Civil liberties groups welcome decision to shutdown CIA-backed snooping programme

Muslim groups and civil liberties advocates applauded a Wednesday’s decision by New York Police Department to disband a controversial anti-terrorist unit that tracked the daily lives of Muslims in the city.

The Demographics Unit, conceived with the help of a CIA agent working with the NYPD, assembled databases on where Muslims lived, shopped, worked and prayed.

Plainclothes officers infiltrated Muslim student groups, put informants in mosques, monitored sermons and catalogued Muslims in New York who adopted anglicised surnames.

NYPD spokesman Stephen Davis confirmed that detectives assigned to the unit had been transferred to other duties within the department's Intelligence Division.

Arab American Association of New York executive director Linda Sarsour applauded the decision but said there was still concern about the police use of informants to infiltrate mosques without specific evidence of crime.

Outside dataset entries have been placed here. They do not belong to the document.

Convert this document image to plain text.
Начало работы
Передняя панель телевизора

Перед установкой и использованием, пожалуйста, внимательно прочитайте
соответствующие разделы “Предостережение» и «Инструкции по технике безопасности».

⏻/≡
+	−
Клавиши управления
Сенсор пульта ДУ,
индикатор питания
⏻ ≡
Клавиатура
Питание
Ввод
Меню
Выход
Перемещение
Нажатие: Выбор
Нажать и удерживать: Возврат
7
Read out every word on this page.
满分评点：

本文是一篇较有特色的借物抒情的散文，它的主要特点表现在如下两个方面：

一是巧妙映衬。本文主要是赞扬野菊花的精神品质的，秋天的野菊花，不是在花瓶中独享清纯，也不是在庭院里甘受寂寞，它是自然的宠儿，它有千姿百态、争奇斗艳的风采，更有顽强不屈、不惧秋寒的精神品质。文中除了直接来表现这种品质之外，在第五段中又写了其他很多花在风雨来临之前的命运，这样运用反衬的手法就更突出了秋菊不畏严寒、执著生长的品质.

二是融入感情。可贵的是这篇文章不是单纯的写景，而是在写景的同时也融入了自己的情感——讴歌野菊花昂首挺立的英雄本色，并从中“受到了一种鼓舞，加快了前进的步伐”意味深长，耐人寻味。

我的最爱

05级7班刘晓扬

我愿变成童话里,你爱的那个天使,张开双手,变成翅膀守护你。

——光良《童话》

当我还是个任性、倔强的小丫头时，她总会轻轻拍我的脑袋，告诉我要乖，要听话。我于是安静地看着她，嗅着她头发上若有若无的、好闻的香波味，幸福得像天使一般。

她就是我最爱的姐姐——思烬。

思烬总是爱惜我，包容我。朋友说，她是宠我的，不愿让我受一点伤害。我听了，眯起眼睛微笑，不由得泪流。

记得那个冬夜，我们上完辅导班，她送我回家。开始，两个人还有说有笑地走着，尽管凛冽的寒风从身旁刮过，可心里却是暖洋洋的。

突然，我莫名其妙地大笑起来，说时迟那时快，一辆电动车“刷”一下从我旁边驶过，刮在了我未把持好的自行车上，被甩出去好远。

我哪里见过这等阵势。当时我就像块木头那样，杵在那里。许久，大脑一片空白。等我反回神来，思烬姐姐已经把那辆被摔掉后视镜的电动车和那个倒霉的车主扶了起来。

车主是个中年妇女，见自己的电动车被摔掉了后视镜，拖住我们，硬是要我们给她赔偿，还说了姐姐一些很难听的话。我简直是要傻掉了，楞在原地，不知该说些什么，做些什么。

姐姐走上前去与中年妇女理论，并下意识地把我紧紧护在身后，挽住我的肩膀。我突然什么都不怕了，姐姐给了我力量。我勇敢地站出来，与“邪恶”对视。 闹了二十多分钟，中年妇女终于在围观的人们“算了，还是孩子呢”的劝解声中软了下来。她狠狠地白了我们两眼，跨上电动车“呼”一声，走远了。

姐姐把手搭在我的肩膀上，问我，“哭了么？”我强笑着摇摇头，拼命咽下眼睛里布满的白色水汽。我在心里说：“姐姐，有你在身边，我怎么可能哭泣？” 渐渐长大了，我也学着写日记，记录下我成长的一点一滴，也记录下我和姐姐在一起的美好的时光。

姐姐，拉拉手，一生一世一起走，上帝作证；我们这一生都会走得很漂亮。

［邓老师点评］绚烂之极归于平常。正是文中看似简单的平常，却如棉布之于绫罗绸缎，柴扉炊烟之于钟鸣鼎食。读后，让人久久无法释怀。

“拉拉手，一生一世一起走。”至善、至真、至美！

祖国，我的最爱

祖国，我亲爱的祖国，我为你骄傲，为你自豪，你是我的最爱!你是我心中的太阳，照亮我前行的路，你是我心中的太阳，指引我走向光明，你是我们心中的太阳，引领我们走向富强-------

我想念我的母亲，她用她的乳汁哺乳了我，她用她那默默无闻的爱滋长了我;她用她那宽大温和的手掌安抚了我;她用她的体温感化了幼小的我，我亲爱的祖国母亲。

"This was definitely a part of the big puzzle that we're trying to get dismantled," Ms Sarsour said.

But she added: "This doesn't necessarily prove to us yet that these very problematic practices are going to end."

Democrat New York mayor Mayor Bill de Blasio called the shut-down "a critical step forward in easing tensions between the police and the communities they serve, so that our cops and our citizens can help one another go after the real bad guys."

Two civil rights lawsuits were filed challenging the activities as unconstitutional because they focused on religion, national origin and race.